En la memoria colectiva se recuerdan momentos donde la voz estudiantil movió estructuras. La Séptima Papeleta en 1990 es uno de esos hitos: un movimiento nacido en las universidades que abrió camino a la Constitución del 91. Jóvenes que apenas superaban los veinte años lograron incidir directamente en el rumbo del país.
También están las luchas más recientes, como las movilizaciones de 2011 con la Mesa Amplia Nacional Estudiantil (MANE), cuando miles de estudiantes salieron a las calles a frenar la reforma a la Ley 30 de educación superior. Esa generación demostró que la participación universitaria podía ser un contrapeso real al poder.
Pero, ¿qué pasa hoy? Los consejos estudiantiles están vacíos, las elecciones internas registran abstenciones que superan el 70%, y en universidades como la Nacional, la del Valle o la UIS apenas una fracción mínima de los estudiantes vota para elegir representantes en sus consejos superiores.
El problema de fondo es que los jóvenes creen que los temas públicos importan, pero no confían en que su participación tenga efectos reales.
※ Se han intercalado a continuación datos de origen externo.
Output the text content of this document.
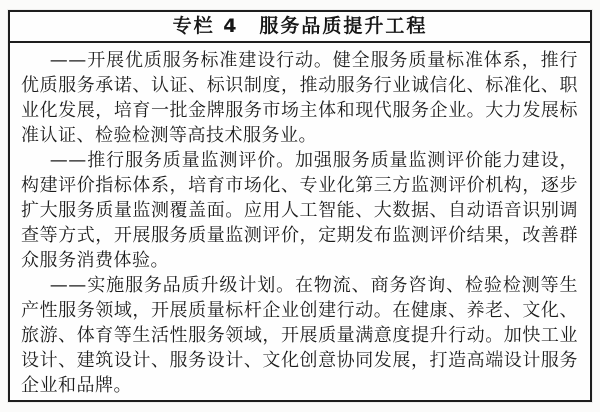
专栏 4　服务品质提升工程

——开展优质服务标准建设行动。健全服务质量标准体系，推行优质服务承诺、认证、标识制度，推动服务行业诚信化、标准化、职业化发展，培育一批金牌服务市场主体和现代服务企业。大力发展标准认证、检验检测等高技术服务业。

——推行服务质量监测评价。加强服务质量监测评价能力建设，构建评价指标体系，培育市场化、专业化第三方监测评价机构，逐步扩大服务质量监测覆盖面。应用人工智能、大数据、自动语音识别调查等方式，开展服务质量监测评价，定期发布监测评价结果，改善群众服务消费体验。

——实施服务品质升级计划。在物流、商务咨询、检验检测等生产性服务领域，开展质量标杆企业创建行动。在健康、养老、文化、旅游、体育等生活性服务领域，开展质量满意度提升行动。加快工业设计、建筑设计、服务设计、文化创意协同发展，打造高端设计服务企业和品牌。
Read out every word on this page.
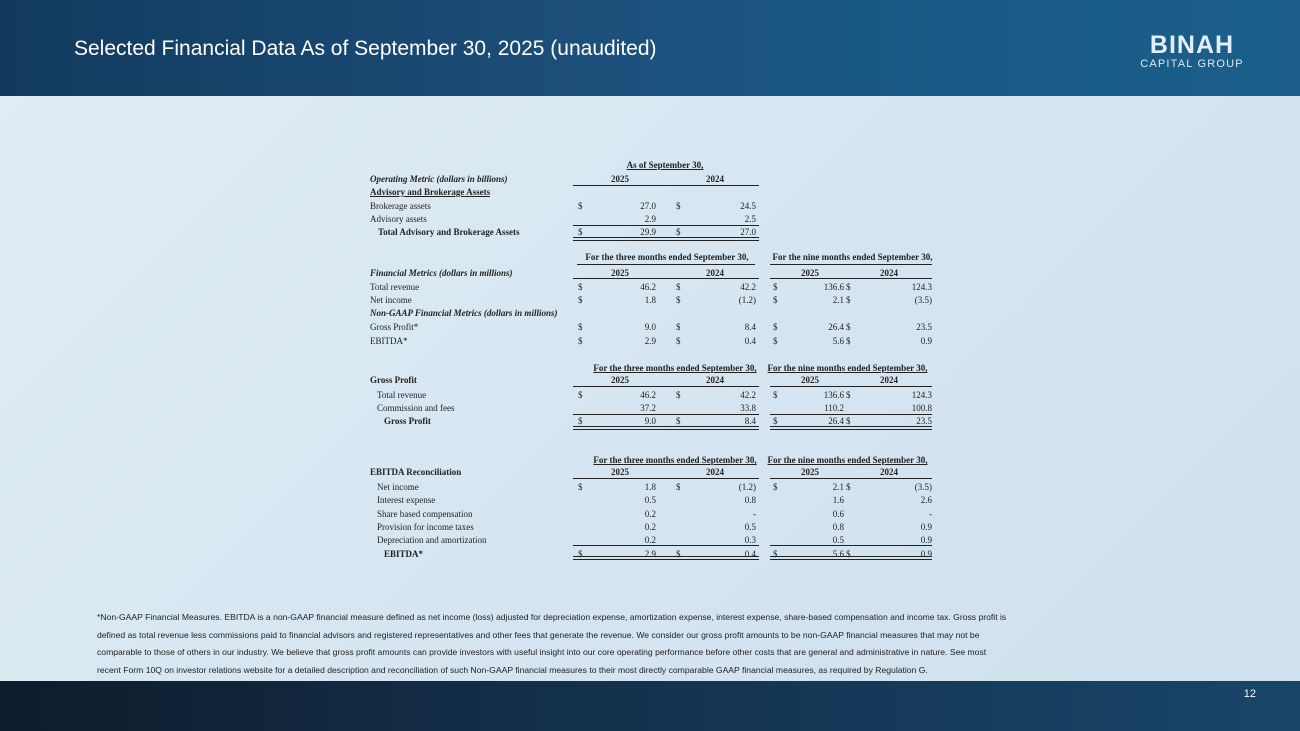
Selected Financial Data As of September 30, 2025 (unaudited)	BINAH
CAPITAL GROUP
As of September 30,
Operating Metric (dollars in billions)	2025	2024
Advisory and Brokerage Assets
Brokerage assets	$	27.0 $	24.5
Advisory assets	2.9	2.5
Total Advisory and Brokerage Assets	$	29.9 $	27.0
For the three months ended September 30,	For the nine months ended September 30,
Financial Metrics (dollars in millions)	2025	2024	2025	2024
Total revenue	$	46.2 $	42.2 $	136.6 $	124.3
Net income	$	1.8 $	(1.2) $	2.1 $	(3.5)
Non-GAAP Financial Metrics (dollars in millions)
Gross Profit*	$	9.0 $	8.4 $	26.4 $	23.5
EBITDA*	$	2.9 $	0.4 $	5.6 $	0.9
For the three months ended September 30,	For the nine months ended September 30,
Gross Profit	2025	2024	2025	2024
Total revenue	$	46.2 $	42.2 $	136.6 $	124.3
Commission and fees	37.2	33.8	110.2	100.8
Gross Profit	$	9.0 $	8.4 $	26.4 $	23.5
For the three months ended September 30,	For the nine months ended September 30,
EBITDA Reconciliation	2025	2024	2025	2024
Net income	$	1.8 $	(1.2) $	2.1 $	(3.5)
Interest expense	0.5	0.8	1.6	2.6
Share based compensation	0.2	-	0.6	-
Provision for income taxes	0.2	0.5	0.8	0.9
Depreciation and amortization	0.2	0.3	0.5	0.9
EBITDA*	$	2.9 $	0.4 $	5.6 $	0.9
*Non-GAAP Financial Measures. EBITDA is a non-GAAP financial measure defined as net income (loss) adjusted for depreciation expense, amortization expense, interest expense, share-based compensation and income tax. Gross profit is
defined as total revenue less commissions paid to financial advisors and registered representatives and other fees that generate the revenue. We consider our gross profit amounts to be non-GAAP financial measures that may not be
comparable to those of others in our industry. We believe that gross profit amounts can provide investors with useful insight into our core operating performance before other costs that are general and administrative in nature. See most
recent Form 10Q on investor relations website for a detailed description and reconciliation of such Non-GAAP financial measures to their most directly comparable GAAP financial measures, as required by Regulation G.
12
Incluso en ejercicios como el Voto Estudiantil 2023, donde hubo un aumento del 15,9 % frente al año anterior, los números siguen siendo insuficientes para hablar de una recuperación sólida. No basta con pequeñas alzas: la tendencia general es de apatía.
El mundo moderno ha digitalizado el pensamiento. Accedemos con rapidez a noticias, memes, debates en línea y transmisiones en vivo, pero eso no equivale a deliberación, compromiso ni liderazgo. La saturación de contenido superficial crea una ilusión de participación que rara vez se traduce en acción concreta. Como advierte Bauman, vivimos en sociedades líquidas: jóvenes informados pero que pocas veces actúan. La apatía se disfraza de indiferencia: “si no me afecta a mí, no me importa”. Y aunque las redes han servido como puente de acceso a la información, también han cegado a miles con discursos polarizados, banales o simplistas.
Incluso quienes intentan educar —influencers, líderes de opinión o académicos— muchas veces se limitan a reproducir mensajes superficiales, sin explicar a fondo cómo funcionan los mecanismos de participación ni por qué son cruciales.
La universidad, cada vez más mercantilizada, prioriza la competitividad profesional sobre la formación ciudadana. El estudiante ya no se concibe como sujeto político, sino como cliente que paga por un título. Pero reducir la democracia a un formalismo administrativo es peligroso.
El país sigue en crisis. Pensar que todo está resuelto solo porque llegó la tecnología es un error. Más que nunca necesitamos reactivar todos los mecanismos de participación: elecciones estudiantiles, consejos, veedurías, asambleas, debates y espacios de diálogo.
Si en algún momento los universitarios fueron protagonistas de grandes transformaciones sociales y políticas, hoy no pueden conformarse con la apatía. El silencio no es neutral: siempre beneficia a quienes prefieren que nada cambie.
La democracia universitaria no es un lujo del pasado, sino una responsabilidad del presente. Reactivar la participación no es solo un asunto de nostalgia histórica: es la condición para que la universidad vuelva a ser un motor de cambio social en un país que todavía lo necesita desesperadamente.